A mulher brasileira no mercado de trabalho

Enviada em 06/06/2020

A autora, J. K. Rowling, da saga Harry Potter modificou seu nome nos livros para que a identificassem como um autor masculino e, assim, obter maior credibilidade. Tal feito evidencia como as mulheres, inseridas no mercado de trabalho, ainda são vítimas de uma visão conservadora que as têm como inferiores, a qual transcorre, infelizmente, devido não só ao machismo, mas também à ineficácia das leis.

A priori, é importante destacar as influências da sociedade patriarcal como perpetuadoras da pouca visibilidade dada às mulheres. Isso ocorre, porque, durante muitos anos o sexo feminino era visto apenas como alguém que cuidava das crianças e da casa, enquanto os homens eram responsáveis por providenciar o sustento da família. Embora, nos dias atuais, tenha crescido o número de mulheres no mercado de trabalho - de 14% em 1950 para 49,9% em 2010, segundo dados do IBGE - ainda há, infelizmente, relutância de muitas empresas em contratar essas pessoas, além dos desrespeitos e abusos sofridos por elas nesses ambientes.

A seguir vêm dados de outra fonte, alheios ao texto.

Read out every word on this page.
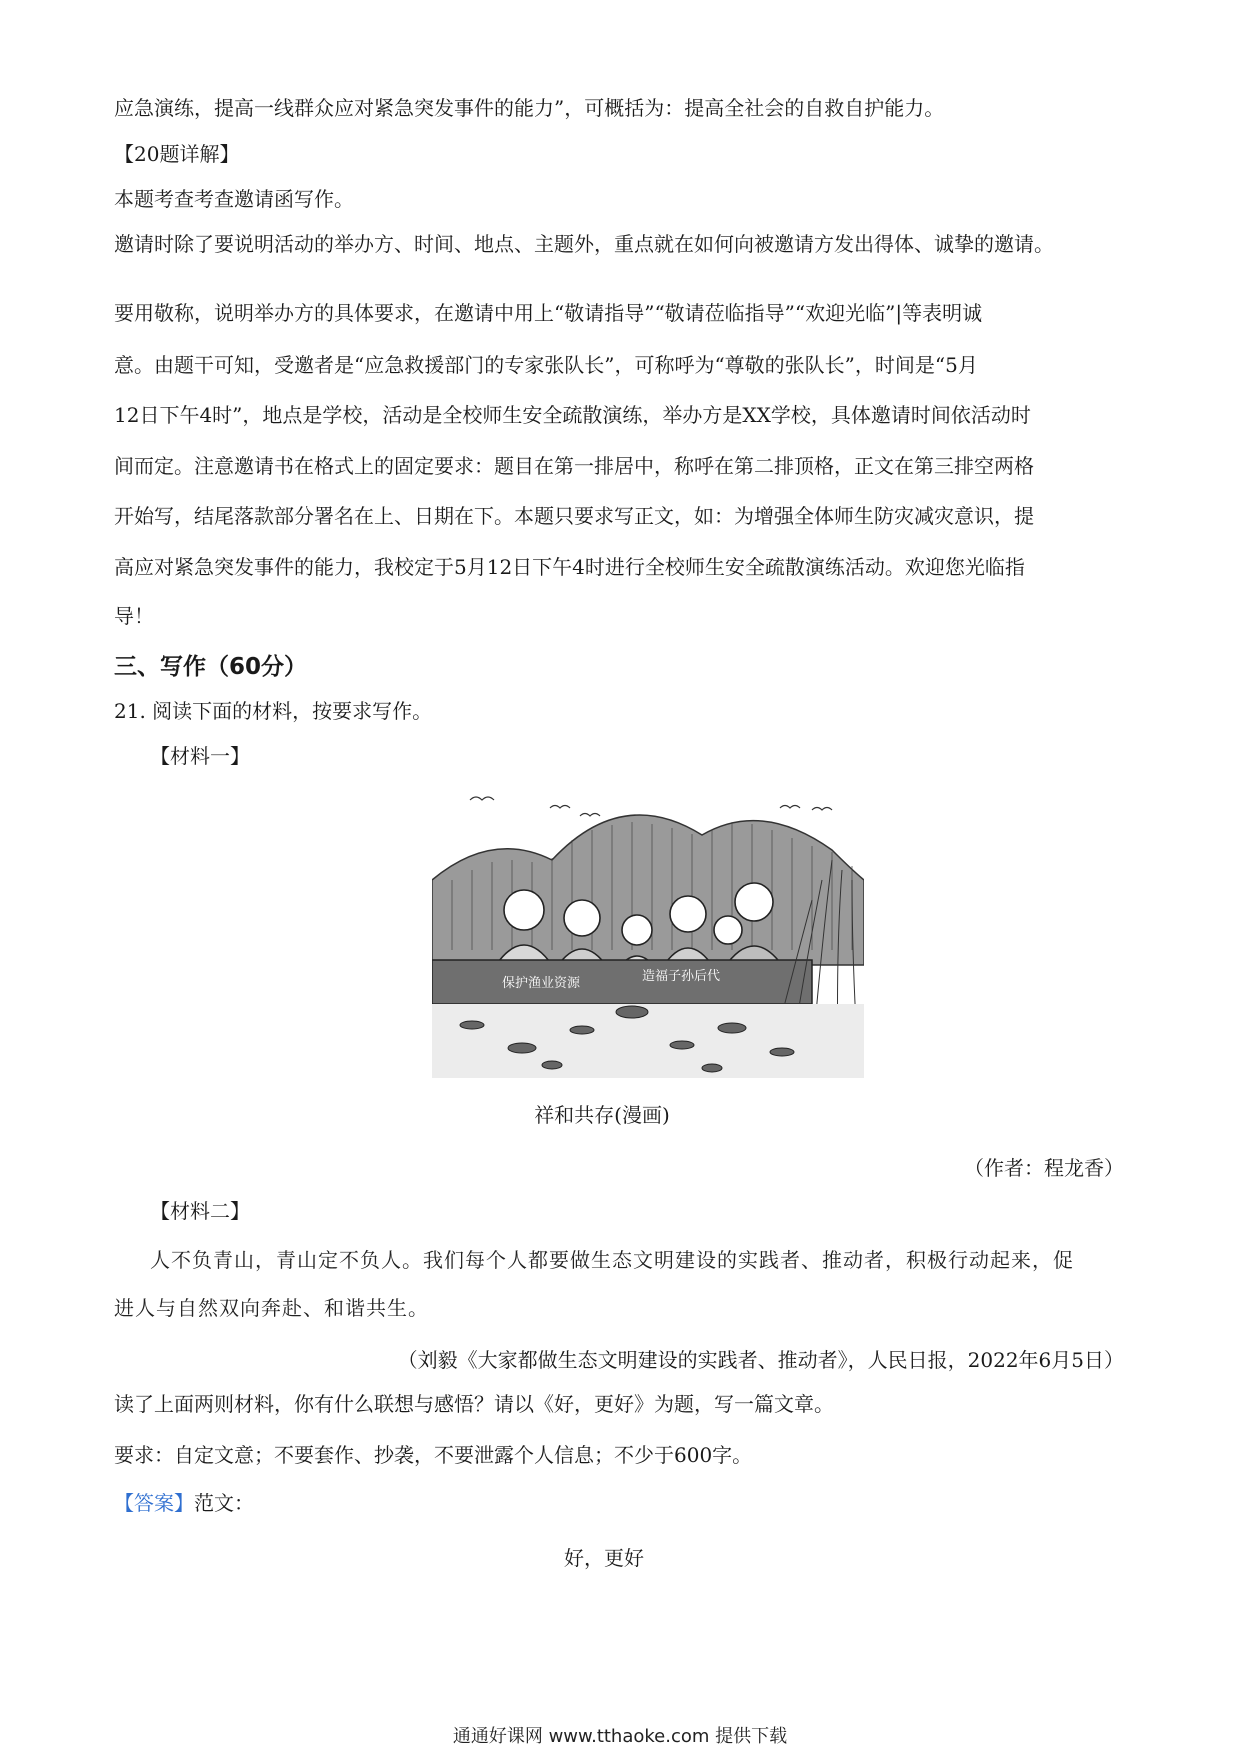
应急演练，提高一线群众应对紧急突发事件的能力”，可概括为：提高全社会的自救自护能力。
【20题详解】
本题考查考查邀请函写作。
邀请时除了要说明活动的举办方、时间、地点、主题外，重点就在如何向被邀请方发出得体、诚挚的邀请。
要用敬称，说明举办方的具体要求，在邀请中用上“敬请指导”“敬请莅临指导”“欢迎光临”|等表明诚
意。由题干可知，受邀者是“应急救援部门的专家张队长”，可称呼为“尊敬的张队长”，时间是“5月
12日下午4时”，地点是学校，活动是全校师生安全疏散演练，举办方是XX学校，具体邀请时间依活动时
间而定。注意邀请书在格式上的固定要求：题目在第一排居中，称呼在第二排顶格，正文在第三排空两格
开始写，结尾落款部分署名在上、日期在下。本题只要求写正文，如：为增强全体师生防灾减灾意识，提
高应对紧急突发事件的能力，我校定于5月12日下午4时进行全校师生安全疏散演练活动。欢迎您光临指
导！
三、写作（60分）
21. 阅读下面的材料，按要求写作。
【材料一】
保护渔业资源	造福子孙后代
祥和共存(漫画)
（作者：程龙香）
【材料二】
人不负青山，青山定不负人。我们每个人都要做生态文明建设的实践者、推动者，积极行动起来，促
进人与自然双向奔赴、和谐共生。
（刘毅《大家都做生态文明建设的实践者、推动者》，人民日报，2022年6月5日）
读了上面两则材料，你有什么联想与感悟？请以《好，更好》为题，写一篇文章。
要求：自定文意；不要套作、抄袭，不要泄露个人信息；不少于600字。
【答案】范文：
好，更好
通通好课网 www.tthaoke.com 提供下载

A posteriori, convém ressaltar que a consolidação das Leis do Trabalho determina a equiparação salarial. No entanto, de acordo com pesquisa realizada pelo Departamento Intersindical de Estatística e Estudos Socioeconômicos (DIEESE) em 2019, as mulheres brasileira ganharam 22% menos que os homens, mesmo trabalhando mais. Esse dado revela a falta de comprometimento do Estado em efetivar as leis, a qual corrobora, injustamente, uma condição inferiorizada das pessoas do sexo feminino. Desse modo, faz-se mister a reformulação dessa postura estatal de forma urgente.

Destarte, com a observação dos aspectos analisados, é fulcral que o Ministério do Trabalho incentive a contratação de mais mulheres, por meio de campanhas midiáticas, pois, possuem grande influência e circulação, com o fito de aumentar a presença e visibilidade dessas pessoas no mercado de trabalho brasileiro. Ademais, deve-se cobrar altas multas às empresas que desrespeitem a isonomia salarial e informar sobre os direitos trabalhista da mulher para incentivar a denúncia de abusos. Assim, o impacto nocivo dessa problemática será atenuado.